Either way, say, it’s not like Basu Chatterjee’s Ek Ruka Hua Faisla (1986), based on 12 Angry Men, when the ‘jury system’ it’s based on, didn’t even exist in India then! 

That Aamir, at height 5’6’’, would be an anomaly for the said basketball-coach character is a ‘tingu’ joke he repeatedly inflicts on himself (through others), at regular intervals, throughout the film. 

And you can see why he’s gone ahead with this remake. Right on the back of Laal Singh Chaddha (2022), another desi version (of Forrest Gump), after all. 

The latter was a vastly ambitious telling of Indian contemporary history, through the life and times of an oddball protagonist, to whom shit happens. 

This is far more lowkey for a mainstream super-starrer; mercifully without bozos breaking human bones that’s become the norm for theatrical entertainment. 

Everyone has their own normal. I guess to keep things ‘massy’ still, it’s Aamir as the lead, who consciously overplays his act — eyebrows arched upwards, perennially gesticulating, overtly emoting, or ‘acting’, as it were. 

While he’s essentially supposed to be a regular Delhi dude, in Wrangler checked shirts, perhaps wholly ‘unwoke’ to understand political correctness, or plight of the less privileged. 

Audiences should probably wanna hate him first, before he sets off on a self-actualisation journey. Naah, he seems too much of a softie, already. This ain’t no rugged, Dilliwallah, Gulshan Arora, bruh!

Is it because totally candid non-actors surround professional actors, that you inevitably fall for the ‘real people’, more so? 

For instance, Genelia Deshmukh (playing the hero’s wife) sounds so conscious and kinda clipped, in comparison to the specially-abled Ashish Pendse (as security-guy, Sunil Gupta), Rishi Shahni (Sharmaji), Simran Mangeshkar (Golu Khan), Naman Misra (Hargovind, with invisible autism), and others. 

SZP is along the lines of Aamir’s original works, Secret Superstar (challenging gender norms) or, of course, TZP, that equally softly, sensitively raised awareness about dyslexia. SZP mainly focuses on Down syndrome. 
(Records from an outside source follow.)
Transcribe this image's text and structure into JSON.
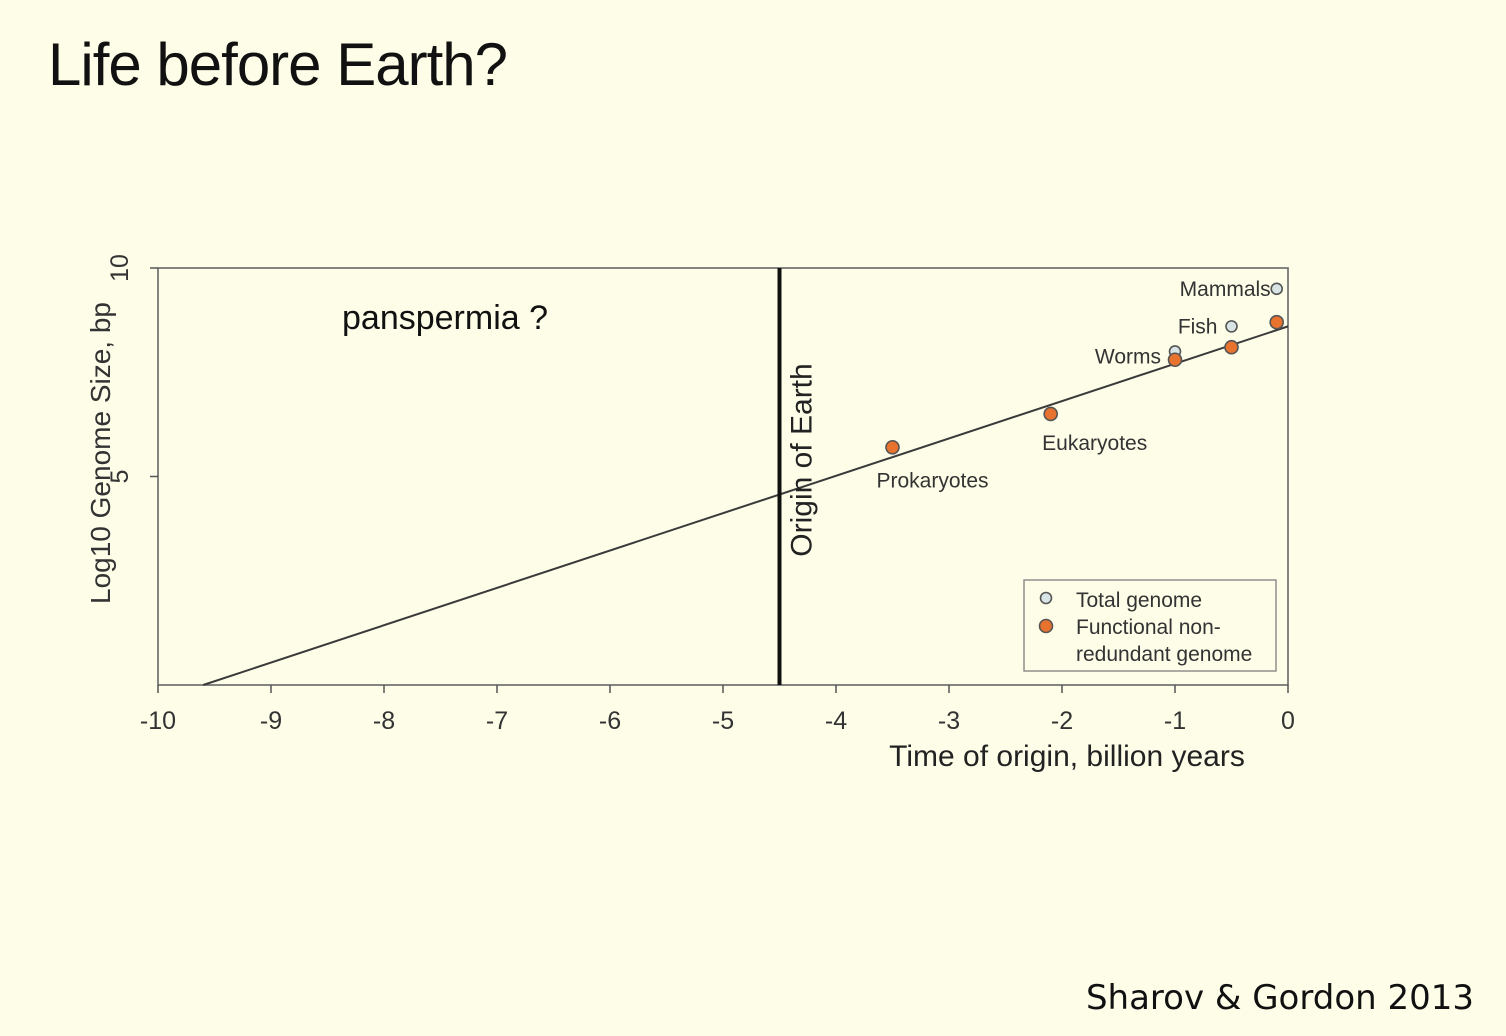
{
  "slide": {
    "title": "Life before Earth?",
    "citation": "Sharov & Gordon 2013"
  },
  "chart_data": {
    "type": "scatter",
    "xlabel": "Time of origin, billion years",
    "ylabel": "Log10 Genome Size, bp",
    "xlim": [
      -10,
      0
    ],
    "ylim": [
      0,
      10
    ],
    "x_ticks": [
      -10,
      -9,
      -8,
      -7,
      -6,
      -5,
      -4,
      -3,
      -2,
      -1,
      0
    ],
    "x_tick_labels": [
      "-10",
      "-9",
      "-8",
      "-7",
      "-6",
      "-5",
      "-4",
      "-3",
      "-2",
      "-1",
      "0"
    ],
    "y_ticks": [
      5,
      10
    ],
    "y_tick_labels": [
      "5",
      "10"
    ],
    "grid": false,
    "colors": {
      "functional": "#e8732e",
      "total": "#d9e4e4",
      "marker_edge": "#555555",
      "line": "#3a3a3a"
    },
    "series": [
      {
        "name": "Total genome",
        "marker": "open-circle",
        "points": [
          {
            "x": -0.1,
            "y": 9.5,
            "label": "Mammals"
          },
          {
            "x": -0.5,
            "y": 8.6,
            "label": "Fish"
          },
          {
            "x": -1.0,
            "y": 8.0,
            "label": "Worms"
          }
        ]
      },
      {
        "name": "Functional non-redundant genome",
        "marker": "filled-circle",
        "points": [
          {
            "x": -3.5,
            "y": 5.7,
            "label": "Prokaryotes"
          },
          {
            "x": -2.1,
            "y": 6.5,
            "label": "Eukaryotes"
          },
          {
            "x": -1.0,
            "y": 7.8,
            "label": ""
          },
          {
            "x": -0.5,
            "y": 8.1,
            "label": ""
          },
          {
            "x": -0.1,
            "y": 8.7,
            "label": ""
          }
        ]
      }
    ],
    "trend_line": {
      "x": [
        -9.6,
        0
      ],
      "y": [
        0,
        8.6
      ]
    },
    "vertical_marker": {
      "x": -4.5,
      "label": "Origin   of   Earth"
    },
    "annotation": "panspermia ?",
    "legend": {
      "position": "bottom-right",
      "entries": [
        "Total genome",
        "Functional non-\nredundant genome"
      ]
    }
  }
}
And it’s really about the warm hugs, and the stray situations/lines — as the doll-like Dolly Ahluwalia (playing the protagonist’s mum) puts it, “Jo baaki log se alag hote hain, unke liye kisi na kisi ko ladna padta hai (You’ve got to champion those who’re different)!”

Or, as the sardar dean (Gurpal Singh) of the sports school for the intellectually challenged says about the beauty of raising such children, “Yeh ghar ko kabhi boodha nahin hone dete (Their homes remain young, like them, forever)!

I had to watch SZP over two installments. Having missed the first 20 minutes, due to rush-hour traffic, and catching it from the beginning, in the first day first show, next morning. 

That’s the kinda dogged effort it takes to catch a movie, during prime-time, sometimes. Audience alert: SZP won’t drop on any OTT.

And then you eventually walk into the theatre, even if the second time on, among lovely blokes on the screen, spreading such unpretentious love, joy, smiles… It feels gently therapeutic, alright.